Os frades concordaram, mas antes, Frei
Gaspar se dirigiu a Silvério, que estava calado num canto da sala:
– Meu filho, eu lamento o que aconteceu.
Só nos resta rezar pelo descanso da alma de sua finada esposa. Deves tomar as providências para o enterro, que deverá ocorrer amanhã. Eu
virei até aqui para encomendar a sua alma.

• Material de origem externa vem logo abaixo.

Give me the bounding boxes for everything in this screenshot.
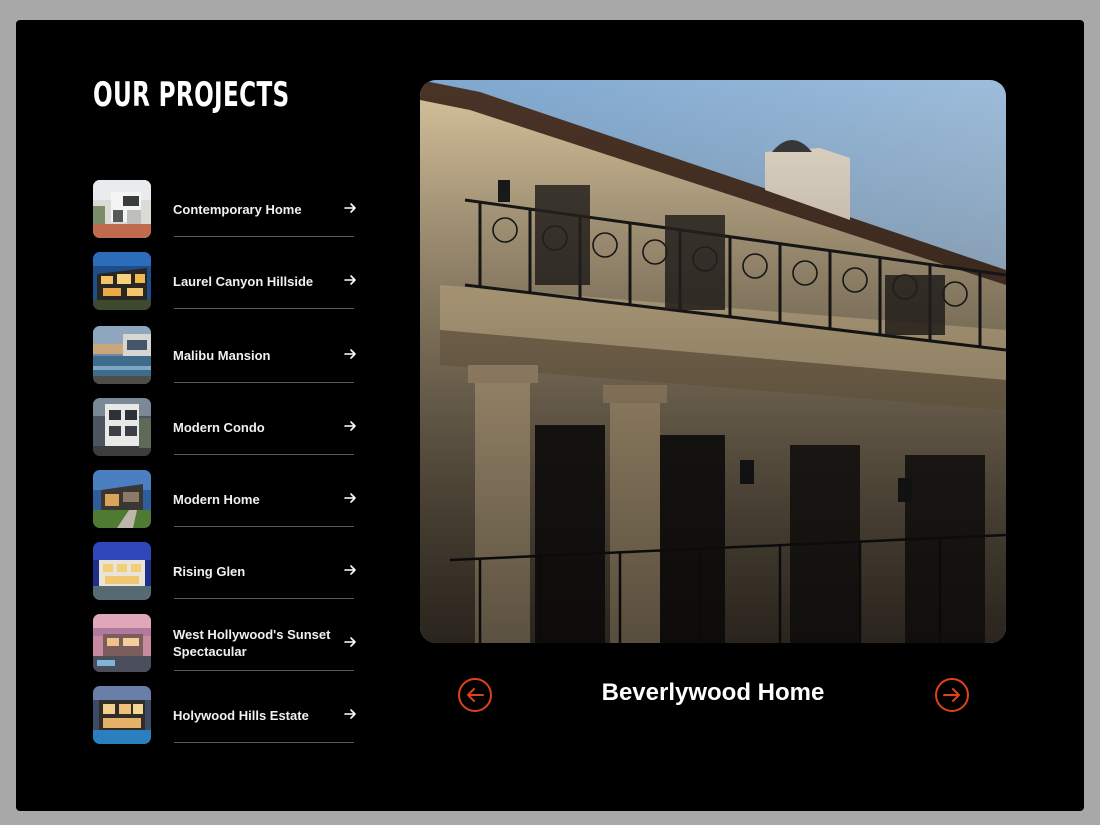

O carro de molas, com João Custódio na
boleia se colocou novamente em marcha. Uma hora depois chegava à fazenda e os
viajantes encontraram Pacheco, logo na entrada, pois ele acabara de saber do
ocorrido por um peão que estivera no local do crime. Introduziu os
recém-chegados nas dependências da casa principal, e d. Madalena, sua mãe,
ofereceu-lhes uma refeição, pois todos demonstravam fome e cansaço.